Schläge mit der Rute? „Das ist tabu“, sagt der Krampus
Mehr als Drohen ist aber tabu – den Ausraster einer Krampus-Kollegin, die 2006 einen 12-Jährigen krankenhausreif prügelte, verurteilt Günter Tobsch: „So etwas darf nicht sein. Das geht zu weit.“ Er berichtet aber auch von einem Fall, in denen die Eltern per Telefon vorab baten, der Krampus solle ihre Schützlinge mit der Rute verhauen. Die Eltern reagierten enttäuscht, als Tobsch ablehnte – und sagten den Termin ab.
Angefangen hat Tobsch vor 17 Jahren als Nikolaus – bei seiner eigenen Familie aus einer Notsituation heraus. „In den Jahren zuvor war ich immer unzufrieden mit den Nikoläusen, die ich gebucht hatte“, sagt der 47-Jährige. Also besorgte er sich selbst ein Kostüm. Bald kam die Idee, auch andere Familien zu besuchen. Inzwischen bietet er über seine Internetseite www.weihnachtspostamt.de nicht nur Nikolaus- und Weihnachtsmann-Einsätze an, sondern beantwortet auch Briefe von Kindern an den „Santa Claus“.
Seit bald zwei Jahrzehnten ist er im Einsatz, und eines hat sich deutlich verändert: Die Menge der Geschenke. „Früher gab es eher Süßigkeiten, Obst und Nüsse.
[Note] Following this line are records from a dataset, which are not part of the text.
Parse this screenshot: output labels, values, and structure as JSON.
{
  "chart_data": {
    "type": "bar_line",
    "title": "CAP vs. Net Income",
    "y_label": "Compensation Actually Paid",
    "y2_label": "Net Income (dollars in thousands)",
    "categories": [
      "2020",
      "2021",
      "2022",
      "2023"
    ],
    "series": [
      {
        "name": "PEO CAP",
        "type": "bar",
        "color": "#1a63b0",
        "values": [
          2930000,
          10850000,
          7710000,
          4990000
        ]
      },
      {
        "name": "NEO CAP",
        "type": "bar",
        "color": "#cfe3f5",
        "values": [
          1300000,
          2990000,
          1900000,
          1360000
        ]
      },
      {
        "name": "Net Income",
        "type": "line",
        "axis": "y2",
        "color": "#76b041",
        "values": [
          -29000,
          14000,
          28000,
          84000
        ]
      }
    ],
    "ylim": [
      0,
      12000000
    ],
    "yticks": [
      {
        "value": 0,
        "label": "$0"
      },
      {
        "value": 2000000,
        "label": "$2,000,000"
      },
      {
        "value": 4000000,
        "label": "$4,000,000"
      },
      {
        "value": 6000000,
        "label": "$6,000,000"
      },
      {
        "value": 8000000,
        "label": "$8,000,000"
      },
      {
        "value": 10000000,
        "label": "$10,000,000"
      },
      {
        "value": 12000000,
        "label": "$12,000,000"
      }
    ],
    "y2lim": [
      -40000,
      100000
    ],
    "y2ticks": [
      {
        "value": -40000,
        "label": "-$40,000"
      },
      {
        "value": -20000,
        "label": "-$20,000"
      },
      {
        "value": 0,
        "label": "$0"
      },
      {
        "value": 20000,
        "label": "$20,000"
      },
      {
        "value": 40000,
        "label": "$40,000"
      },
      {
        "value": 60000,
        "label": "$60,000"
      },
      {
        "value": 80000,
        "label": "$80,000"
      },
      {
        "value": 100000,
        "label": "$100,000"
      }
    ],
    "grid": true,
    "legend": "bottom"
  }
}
Heute denke ich mir manchmal, wenn man sieht, was die Kinder zu Nikolaus bekommen, dann müssten die zu Weihnachten einen Ferrari kriegen!“
Ähnliches berichtet Kollege Andi Werhan, der beim Nikolaus-Service von jobcafe.de arbeitet: „Manchmal bekomme ich gar nicht alle Geschenke im Sack unter. Da müssen dann Verwandte des Kindes beim Tragen helfen.“
Der 42-Jährige ist hauptberuflich bei einer Krankenkasse angestellt und verkleidet sich für drei Tage im Jahr. Auch Werhan ist eher zufällig zu dem Nikolaus-Job gekommen. Er sprang für den kranken Hausmeister eines Kindergartens ein, der die Jahre zuvor den Nikolaus gemimt hatte.
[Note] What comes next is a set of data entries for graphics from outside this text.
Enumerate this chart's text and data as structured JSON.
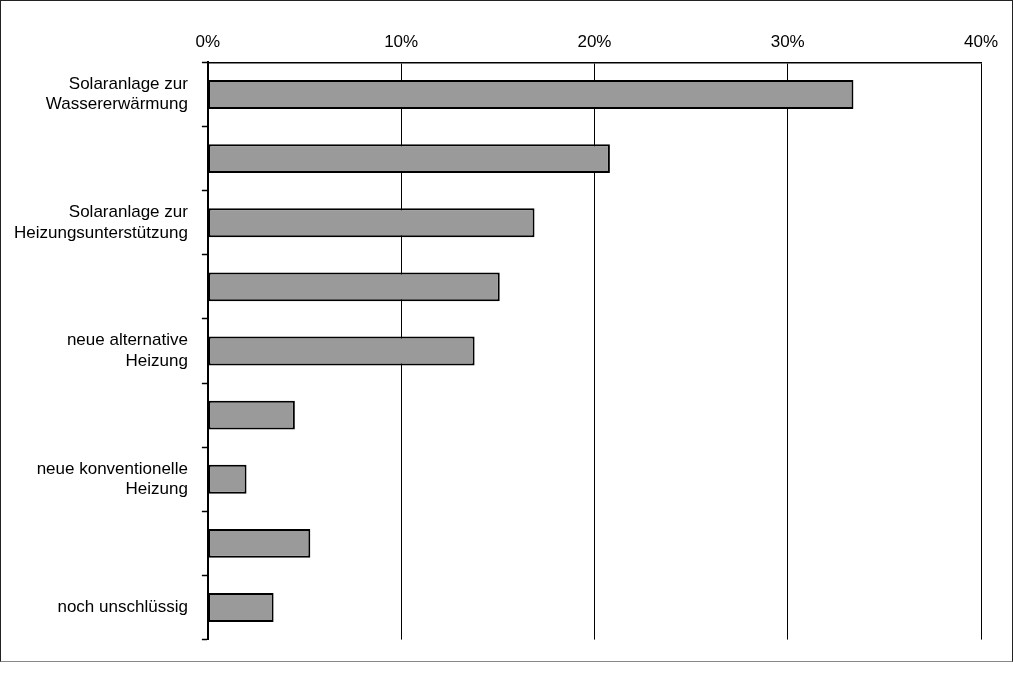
{
  "chart_data": {
    "type": "bar",
    "orientation": "horizontal",
    "categories": [
      "Solaranlage zur Wassererwärmung",
      null,
      "Solaranlage zur Heizungsunterstützung",
      null,
      "neue alternative Heizung",
      null,
      "neue konventionelle Heizung",
      null,
      "noch unschlüssig"
    ],
    "values": [
      33.4,
      20.8,
      16.9,
      15.1,
      13.8,
      4.5,
      2.0,
      5.3,
      3.4
    ],
    "color": "#9a9a9a",
    "xlim": [
      0,
      40
    ],
    "xticks": [
      {
        "value": 0,
        "label": "0%"
      },
      {
        "value": 10,
        "label": "10%"
      },
      {
        "value": 20,
        "label": "20%"
      },
      {
        "value": 30,
        "label": "30%"
      },
      {
        "value": 40,
        "label": "40%"
      }
    ],
    "grid": "x"
  }
}
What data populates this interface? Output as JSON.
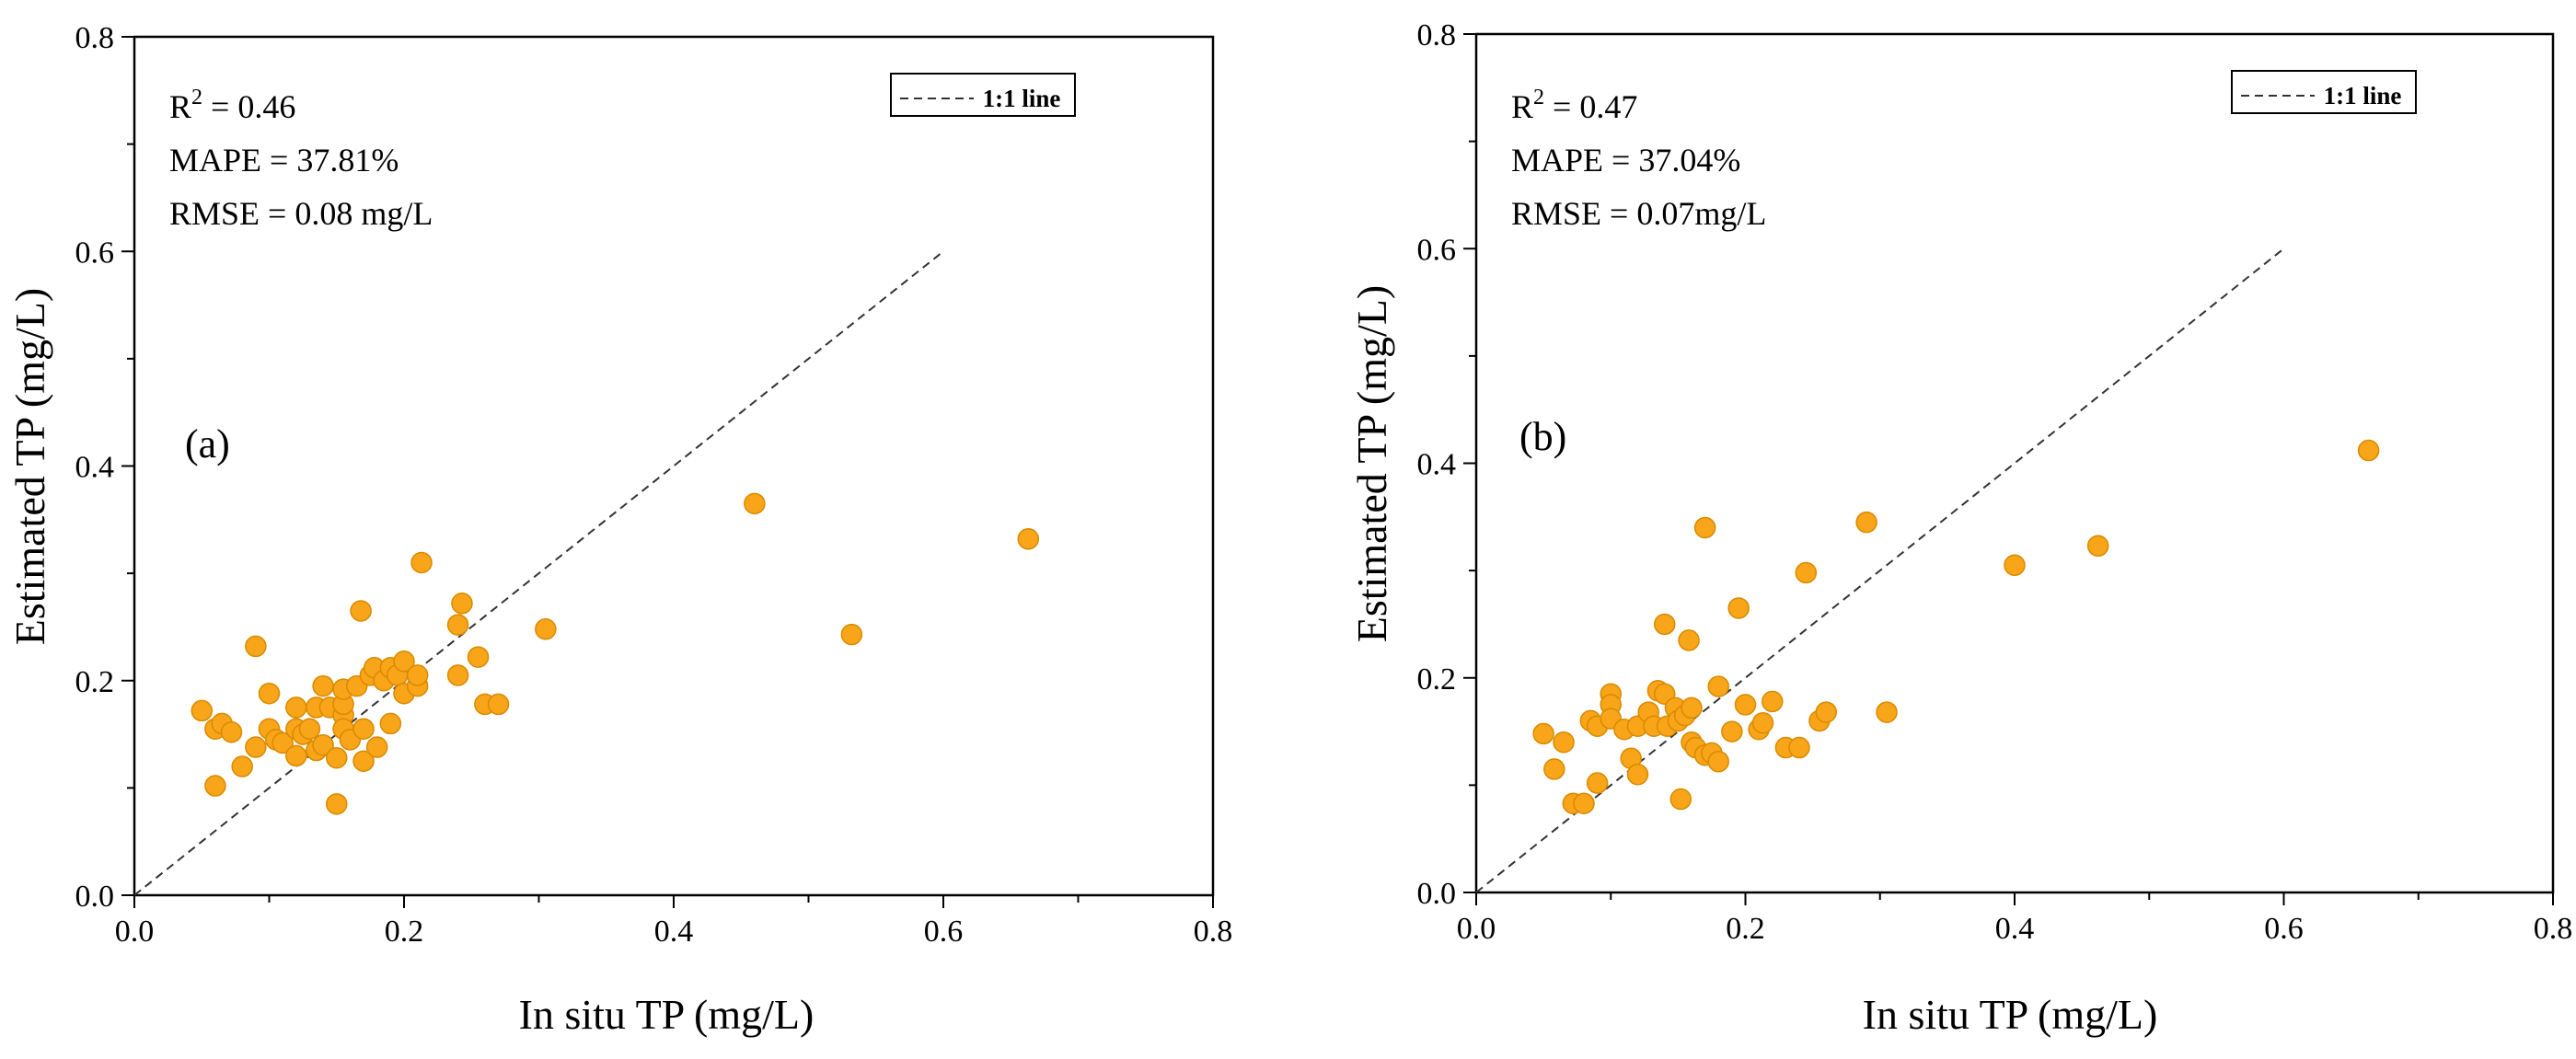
{
  "chart_data": [
    {
      "type": "scatter",
      "panel_label": "(a)",
      "xlabel": "In situ TP (mg/L)",
      "ylabel": "Estimated TP (mg/L)",
      "xlim": [
        0,
        0.8
      ],
      "ylim": [
        0,
        0.8
      ],
      "x_ticks": [
        "0.0",
        "0.2",
        "0.4",
        "0.6",
        "0.8"
      ],
      "y_ticks": [
        "0.0",
        "0.2",
        "0.4",
        "0.6",
        "0.8"
      ],
      "legend": {
        "label": "1:1 line",
        "placement": "top-right"
      },
      "one_to_one_line": {
        "from": [
          0,
          0
        ],
        "to": [
          0.6,
          0.6
        ]
      },
      "stats": {
        "r2_prefix": "R",
        "r2_sup": "2",
        "r2_value": " = 0.46",
        "mape": "MAPE = 37.81%",
        "rmse": "RMSE = 0.08 mg/L"
      },
      "marker_color": "#f9a51a",
      "marker_edge": "#d98a00",
      "points": [
        [
          0.05,
          0.172
        ],
        [
          0.06,
          0.102
        ],
        [
          0.06,
          0.155
        ],
        [
          0.065,
          0.16
        ],
        [
          0.072,
          0.152
        ],
        [
          0.08,
          0.12
        ],
        [
          0.09,
          0.232
        ],
        [
          0.09,
          0.138
        ],
        [
          0.1,
          0.155
        ],
        [
          0.1,
          0.188
        ],
        [
          0.105,
          0.145
        ],
        [
          0.11,
          0.142
        ],
        [
          0.12,
          0.175
        ],
        [
          0.12,
          0.155
        ],
        [
          0.12,
          0.13
        ],
        [
          0.125,
          0.15
        ],
        [
          0.13,
          0.155
        ],
        [
          0.135,
          0.135
        ],
        [
          0.135,
          0.175
        ],
        [
          0.14,
          0.14
        ],
        [
          0.14,
          0.195
        ],
        [
          0.145,
          0.175
        ],
        [
          0.15,
          0.128
        ],
        [
          0.15,
          0.085
        ],
        [
          0.155,
          0.168
        ],
        [
          0.155,
          0.155
        ],
        [
          0.155,
          0.178
        ],
        [
          0.155,
          0.192
        ],
        [
          0.16,
          0.145
        ],
        [
          0.165,
          0.195
        ],
        [
          0.168,
          0.265
        ],
        [
          0.17,
          0.155
        ],
        [
          0.17,
          0.125
        ],
        [
          0.175,
          0.205
        ],
        [
          0.178,
          0.212
        ],
        [
          0.18,
          0.138
        ],
        [
          0.185,
          0.2
        ],
        [
          0.19,
          0.16
        ],
        [
          0.19,
          0.212
        ],
        [
          0.195,
          0.205
        ],
        [
          0.2,
          0.188
        ],
        [
          0.2,
          0.218
        ],
        [
          0.21,
          0.195
        ],
        [
          0.21,
          0.205
        ],
        [
          0.213,
          0.31
        ],
        [
          0.24,
          0.205
        ],
        [
          0.24,
          0.252
        ],
        [
          0.243,
          0.272
        ],
        [
          0.255,
          0.222
        ],
        [
          0.26,
          0.178
        ],
        [
          0.27,
          0.178
        ],
        [
          0.305,
          0.248
        ],
        [
          0.46,
          0.365
        ],
        [
          0.532,
          0.243
        ],
        [
          0.663,
          0.332
        ]
      ]
    },
    {
      "type": "scatter",
      "panel_label": "(b)",
      "xlabel": "In situ TP (mg/L)",
      "ylabel": "Estimated TP (mg/L)",
      "xlim": [
        0,
        0.8
      ],
      "ylim": [
        0,
        0.8
      ],
      "x_ticks": [
        "0.0",
        "0.2",
        "0.4",
        "0.6",
        "0.8"
      ],
      "y_ticks": [
        "0.0",
        "0.2",
        "0.4",
        "0.6",
        "0.8"
      ],
      "legend": {
        "label": "1:1 line",
        "placement": "top-right"
      },
      "one_to_one_line": {
        "from": [
          0,
          0
        ],
        "to": [
          0.6,
          0.6
        ]
      },
      "stats": {
        "r2_prefix": "R",
        "r2_sup": "2",
        "r2_value": " = 0.47",
        "mape": "MAPE = 37.04%",
        "rmse": "RMSE = 0.07mg/L"
      },
      "marker_color": "#f9a51a",
      "marker_edge": "#d98a00",
      "points": [
        [
          0.05,
          0.148
        ],
        [
          0.058,
          0.115
        ],
        [
          0.065,
          0.14
        ],
        [
          0.072,
          0.083
        ],
        [
          0.08,
          0.083
        ],
        [
          0.085,
          0.16
        ],
        [
          0.09,
          0.155
        ],
        [
          0.09,
          0.102
        ],
        [
          0.1,
          0.185
        ],
        [
          0.1,
          0.175
        ],
        [
          0.1,
          0.162
        ],
        [
          0.11,
          0.152
        ],
        [
          0.115,
          0.125
        ],
        [
          0.12,
          0.155
        ],
        [
          0.12,
          0.11
        ],
        [
          0.128,
          0.168
        ],
        [
          0.132,
          0.155
        ],
        [
          0.135,
          0.188
        ],
        [
          0.14,
          0.25
        ],
        [
          0.14,
          0.185
        ],
        [
          0.142,
          0.155
        ],
        [
          0.148,
          0.172
        ],
        [
          0.15,
          0.16
        ],
        [
          0.152,
          0.087
        ],
        [
          0.155,
          0.165
        ],
        [
          0.158,
          0.235
        ],
        [
          0.16,
          0.172
        ],
        [
          0.16,
          0.14
        ],
        [
          0.163,
          0.135
        ],
        [
          0.17,
          0.128
        ],
        [
          0.17,
          0.34
        ],
        [
          0.175,
          0.13
        ],
        [
          0.18,
          0.122
        ],
        [
          0.18,
          0.192
        ],
        [
          0.19,
          0.15
        ],
        [
          0.195,
          0.265
        ],
        [
          0.2,
          0.175
        ],
        [
          0.21,
          0.152
        ],
        [
          0.213,
          0.158
        ],
        [
          0.22,
          0.178
        ],
        [
          0.23,
          0.135
        ],
        [
          0.24,
          0.135
        ],
        [
          0.245,
          0.298
        ],
        [
          0.255,
          0.16
        ],
        [
          0.26,
          0.168
        ],
        [
          0.29,
          0.345
        ],
        [
          0.305,
          0.168
        ],
        [
          0.4,
          0.305
        ],
        [
          0.462,
          0.323
        ],
        [
          0.663,
          0.412
        ]
      ]
    }
  ]
}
Ein Einsatz im Bordell ging schief – die Gäste wollten nur Sex
Er macht nicht nur Hausbesuche, sondern tritt auch auf Firmenevents auf. Ein Ereignis blieb ihm besonders in Erinnerung: Der Nikolaus-Besuch in einem Puff. „Es war seltsam. Die Gäste haben sehr verhalten reagiert – ist ja klar, die kommen in den Puff, um Sex zu haben, und nicht, um den Nikolaus zu sehen.“
Witzige Anekdoten kennen sie alle – auch Nikolaus Stefan Ruffert (37), der für die Jugend des Heimat- und Brauchtumsvereins München unterwegs ist. „Bei einem Einsatz war das Kind so verschüchtert, dass es sich unter der Couch versteckt hat. Ich habe mit dann mit meinen 1,96 Metern plus Kopfbedeckung ganz klein gemacht und habe dem Kind gut zugeredet, bis es sich wieder hervorgetraut hat.“
Ruffert reizt an dem Job besonders, dass er die Kinder heranwachsen sieht – er hat viele Stammkunden. „Bei einer Familie ist die Tochter schon 14. Die glaubt natürlich nicht mehr an den Nikolaus, da kommen wir nur noch aus Tradition.“ Bei dem Tadel gehe es dementsprechend um derbere Themen – wie „Knutschen mit dem Freund im Hausflur“.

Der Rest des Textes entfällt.